The parallel to eastern Ukraine is rather obvious and the film forces us to consider what would happen if the Donbass scenario were to be repeated in a NATO country, which the alliance, in accordance with its charter, must defend. However, Russian analysts are convinced that unlike Donbass, there is no one in Latgalia who would tear down the Latvian flag from the mayor's office and fight with the local police.
Phenomenon of the ‘Baltic Russians’
"The people in Latvia and other Baltic countries had chosen to be part of Europe. Those countries don't have so many Russian supporters as in Crimea or the Donbass," explained military analyst Konstantin Sivkov, vice president of the Moscow-based Academy of Geopolitical Problems.
President of the Geographical Union and political geography expert Vladimir Kolosov agrees. In his view, the ethnic Russians in Latvia, Lithuania and Estonia are loyal to their governments.
"Neither Latvia nor the other Baltic countries have ever had influential pro-Russian parties and movements," said Kolosov. "All the Russians who wanted to go back to Russia did so in the 1990s, while those who remained are satisfied with their lives."
Kolosov spoke about the phenomenon of the "Baltic Russians," people who, while preserving their Russian ethnic identity, are comfortable being citizens of other countries and have no desire to relocate to Russia.
"The problem of non-citizens, that is, stateless Russians who live in the Baltics, is also being resolved gradually. In the last year they have been receiving citizenship, although slowly," he noted.
According to the plot of the BBC film, both Russia and NATO are forced to up the ante in the dangerous game while the UK's military council tries to demonstrate its fidelity to NATO's principles of collective defense and prevent a nuclear war. But in the end, due to the mutual escalation, the worst does happen and the film's protagonists prepare for a nuclear strike on London.
"World War Three: Inside the War Room." Source: BBC
In Konstantin Sivkov’s opinion, in reality NATO countries understand the hopelessness of a conflict with Russia: "The NATO countries have substantial superiority in military resources, if we exclude the nuclear factor. In the event of a clash using conventional weapons Russia will definitely lose. But what's next? Just think: NATO forces destroy the Russian army and advance into the country. Obviously, the Kremlin will resort to nuclear weapons."

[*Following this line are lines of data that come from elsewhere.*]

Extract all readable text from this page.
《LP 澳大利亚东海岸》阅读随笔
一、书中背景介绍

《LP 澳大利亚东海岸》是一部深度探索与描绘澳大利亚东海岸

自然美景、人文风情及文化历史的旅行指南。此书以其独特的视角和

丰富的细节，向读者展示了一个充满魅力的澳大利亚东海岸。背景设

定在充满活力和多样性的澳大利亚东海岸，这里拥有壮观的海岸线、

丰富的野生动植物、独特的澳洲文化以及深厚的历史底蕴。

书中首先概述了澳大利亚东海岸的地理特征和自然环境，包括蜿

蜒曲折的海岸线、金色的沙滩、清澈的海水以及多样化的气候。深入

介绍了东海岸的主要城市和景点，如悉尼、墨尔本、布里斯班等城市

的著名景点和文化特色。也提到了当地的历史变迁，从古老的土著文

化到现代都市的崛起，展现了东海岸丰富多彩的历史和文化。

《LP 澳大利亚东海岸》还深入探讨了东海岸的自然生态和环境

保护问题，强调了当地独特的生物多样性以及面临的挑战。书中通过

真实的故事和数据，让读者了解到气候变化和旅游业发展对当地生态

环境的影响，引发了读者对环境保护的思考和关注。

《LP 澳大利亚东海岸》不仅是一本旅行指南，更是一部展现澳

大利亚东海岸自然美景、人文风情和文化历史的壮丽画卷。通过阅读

But the opposite is also true: A Russian strike on NATO would only bring about a catastrophe for Moscow. "A hypothetical Russian nuclear strike would be answered with a nuclear strike," said Sivkov.
He believes that the film's implausibility lies in Russia being presented as a reckless force: "Russia has no chance in a war against NATO. The Kremlin understands this perfectly well, which is why it will not aggravate the conflict."
Leonid Ivashov, president of the Academy of Geopolitical Problems, supports Sivkov's stance: "The possibility of a mutual nuclear strike is the film's most unrealistic part. Neither Moscow nor Brussels would want to escalate the situation to such an extent."
Moreover, Ivashov pointed out that currently, if we were to consider a potential conflict, the most dangerous region is "the Middle East, where the civil war in Syria is still raging and Russia is experiencing tensions with Turkey," but not the Baltics.